A Las Vegas construction company that a state agency found underpaid workers on a bollards installation project on the Strip has been barred from public works contracts for three years.
Muller Construction must also provide more than $92,000 in back pay and $130,000 in penalties for failure to pay prevailing wage to 28 workers who were fabricating bollards in the company’s parking lot, according to a letter from the Nevada’s Office of the Labor Commissioner.
The decision, announced Thursday, contrasts with an audit performed by Clark County in early 2018 that concluded Muller Construction underpaid 14 workers by nearly $3,300, but overpaid 14 by close to $5,500.
In their findings, however, state auditors determined one worker for Muller Construction was owed more than $19,000, according to a copy of the audit obtained by the Review-Journal.
State auditors began the investigation into Muller Construction about a year ago after the Nevada Foundation for Fair Contracting, a nonprofit labor management watchdog that accused the company of underpaying workers, first lodged a complaint with the county.

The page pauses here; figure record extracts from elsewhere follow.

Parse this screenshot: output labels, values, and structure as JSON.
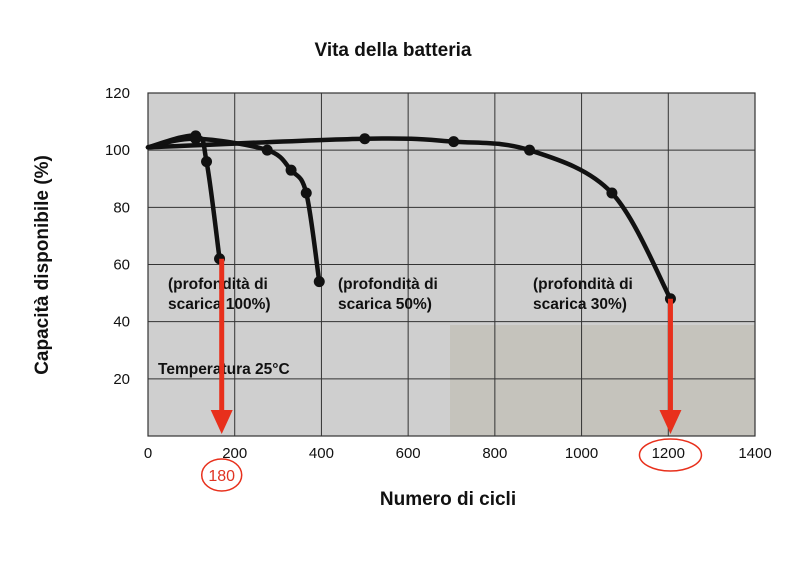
{
  "chart_data": {
    "type": "line",
    "title": "Vita della batteria",
    "xlabel": "Numero di cicli",
    "ylabel": "Capacità disponibile (%)",
    "xlim": [
      0,
      1400
    ],
    "ylim": [
      0,
      120
    ],
    "x_ticks": [
      "0",
      "200",
      "400",
      "600",
      "800",
      "1000",
      "1200",
      "1400"
    ],
    "y_ticks": [
      "20",
      "40",
      "60",
      "80",
      "100",
      "120"
    ],
    "grid": true,
    "legend": "none",
    "series": [
      {
        "annotation_lines": [
          "(profondità di",
          "scarica 100%)"
        ],
        "points": [
          [
            0,
            101
          ],
          [
            110,
            105
          ],
          [
            135,
            96
          ],
          [
            165,
            62
          ]
        ]
      },
      {
        "annotation_lines": [
          "(profondità di",
          "scarica 50%)"
        ],
        "points": [
          [
            0,
            101
          ],
          [
            110,
            104
          ],
          [
            275,
            100
          ],
          [
            330,
            93
          ],
          [
            365,
            85
          ],
          [
            395,
            54
          ]
        ]
      },
      {
        "annotation_lines": [
          "(profondità di",
          "scarica 30%)"
        ],
        "points": [
          [
            0,
            101
          ],
          [
            500,
            104
          ],
          [
            705,
            103
          ],
          [
            880,
            100
          ],
          [
            1070,
            85
          ],
          [
            1205,
            48
          ]
        ]
      }
    ],
    "annotations": {
      "temperature": "Temperatura 25°C"
    },
    "highlights": [
      {
        "x": 170,
        "label": "180",
        "color": "#e8301c"
      },
      {
        "x": 1205,
        "label": "1200",
        "color": "#e8301c"
      }
    ]
  }
}
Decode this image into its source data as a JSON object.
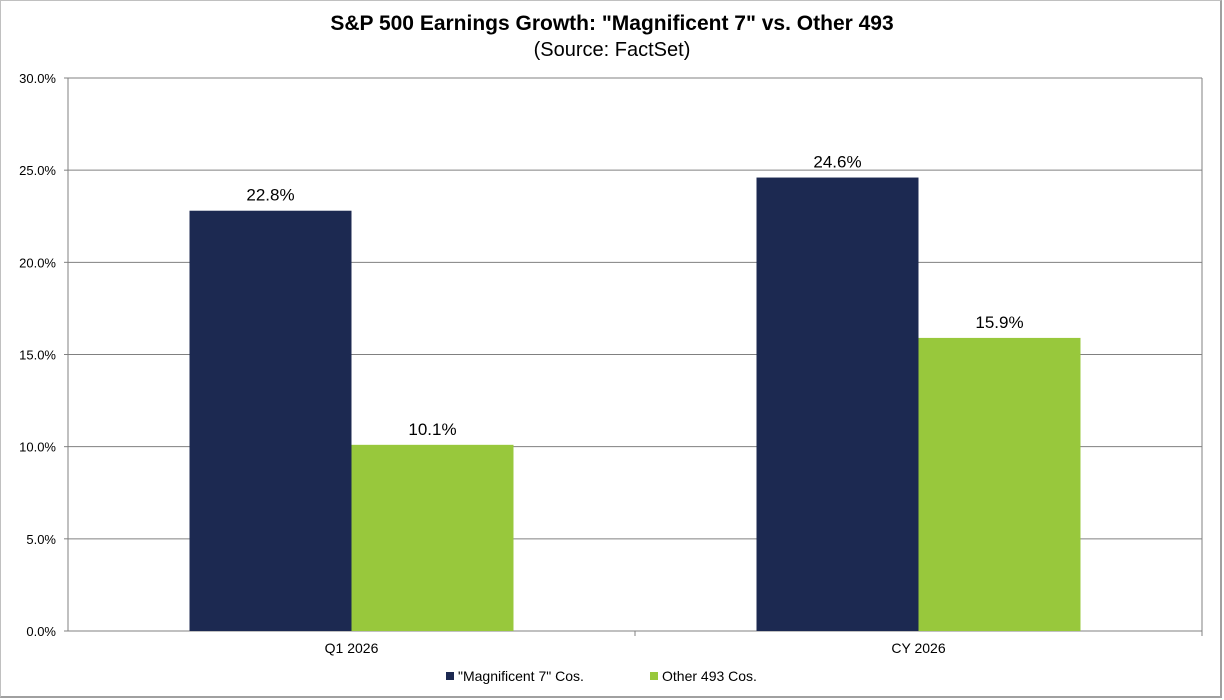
{
  "chart_data": {
    "type": "bar",
    "title": "S&P 500 Earnings Growth: \"Magnificent 7\" vs. Other 493",
    "subtitle": "(Source: FactSet)",
    "categories": [
      "Q1 2026",
      "CY 2026"
    ],
    "series": [
      {
        "name": "\"Magnificent 7\" Cos.",
        "color": "#1c2951",
        "values": [
          22.8,
          24.6
        ],
        "labels": [
          "22.8%",
          "24.6%"
        ]
      },
      {
        "name": "Other 493 Cos.",
        "color": "#98c83c",
        "values": [
          10.1,
          15.9
        ],
        "labels": [
          "10.1%",
          "15.9%"
        ]
      }
    ],
    "ylim": [
      0,
      30
    ],
    "yticks": [
      0,
      5,
      10,
      15,
      20,
      25,
      30
    ],
    "ytick_labels": [
      "0.0%",
      "5.0%",
      "10.0%",
      "15.0%",
      "20.0%",
      "25.0%",
      "30.0%"
    ],
    "xlabel": "",
    "ylabel": "",
    "grid": true,
    "legend": "bottom-center"
  }
}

The foundation then argued the county’s subsequent audit into the matter had not been thorough enough.
Robert Kern, a lawyer representing the company, said he would appeal the labor commissioner’s decision, arguing that the agency’s conclusions were improper on at least two fronts. The commissioner didn’t hold a hearing to consider evidence over the disputed assertion that the company’s parking lot acted as a public works site — Kern said it didn’t — and the office missed a deadline for issuing a decision to overrule the county.
“It strikes me as irresponsible and unprofessional and I don’t know why they’re going this way,” Kern said. “This could very well destroy a company completely if it stands, and that’s not something you should do lightly, and certainly not something you should do without evidence.”
An email to the Office of the Labor Commissioner was not immediately returned Friday.
Muller Construction had been awarded a $5 million deal in June 2017 by the county commission to install hundreds of bollards along the Strip. Bollards are four-foot steel posts rooted into sidewalks to protect pedestrians from vehicles. They are anchored 15 to 18 inches beneath the ground by interconnected, steel frames. They are strong enough to stop a flatbed truck traveling 55 mph, county officials say.
Six months after the contract was awarded, the non-profit fair contracting foundation – a group whose officers are also leaders with a local laborers union – claimed workers were misclassified and not being paid for the construction trades they were performing, which would violate the state’s prevailing wage law.
In response, the county examined the company’s project payrolls and found that some workers were underpaid and others were overpaid. At the time, Kern pointed to an accidental misinterpretation of state administrative code to explain the error.
Muller Construction had completed 10 other county public works projects since 2015 without a prevailing wage violation, county spokeswoman Stacey Welling said.
Still, the county opted to re-bid the project and, in June, awarded Unicon LLC nearly $4 million to install about 600 more bollards. About 1,600 bollards in total have been installed on the Strip by the two contractors, county spokesman Erik Pappa said Friday.
No ulterior motives claimed
Tommy White, chairman of the Nevada Foundation for Fair Contracting and also an official with the Laborers Local 872 union, said he believed the union has a contract with Unicon LLC. It did not with Muller Construction, though he denied those relationships motivated the foundation’s complaints.
“We believe what it does is, it keeps contractors honest,” White said about the labor commissioner’s decision. “It’s not about going after non-union contractors or union contractors; it’s about contractors using taxpayer dollars to do work in our county (and) keeping them honest.”
Muller Construction, however, has accused the union of defamation in state court, saying the allegations about underpaid workers was an effort to stir negativity about the company in the eyes of the public.
The lawsuit remains unresolved and on April 1, the company filed a demand for a jury trial, court records show.
Kern acknowledged Friday, however, that the labor commissioner’s ruling “will be devastating to our case.”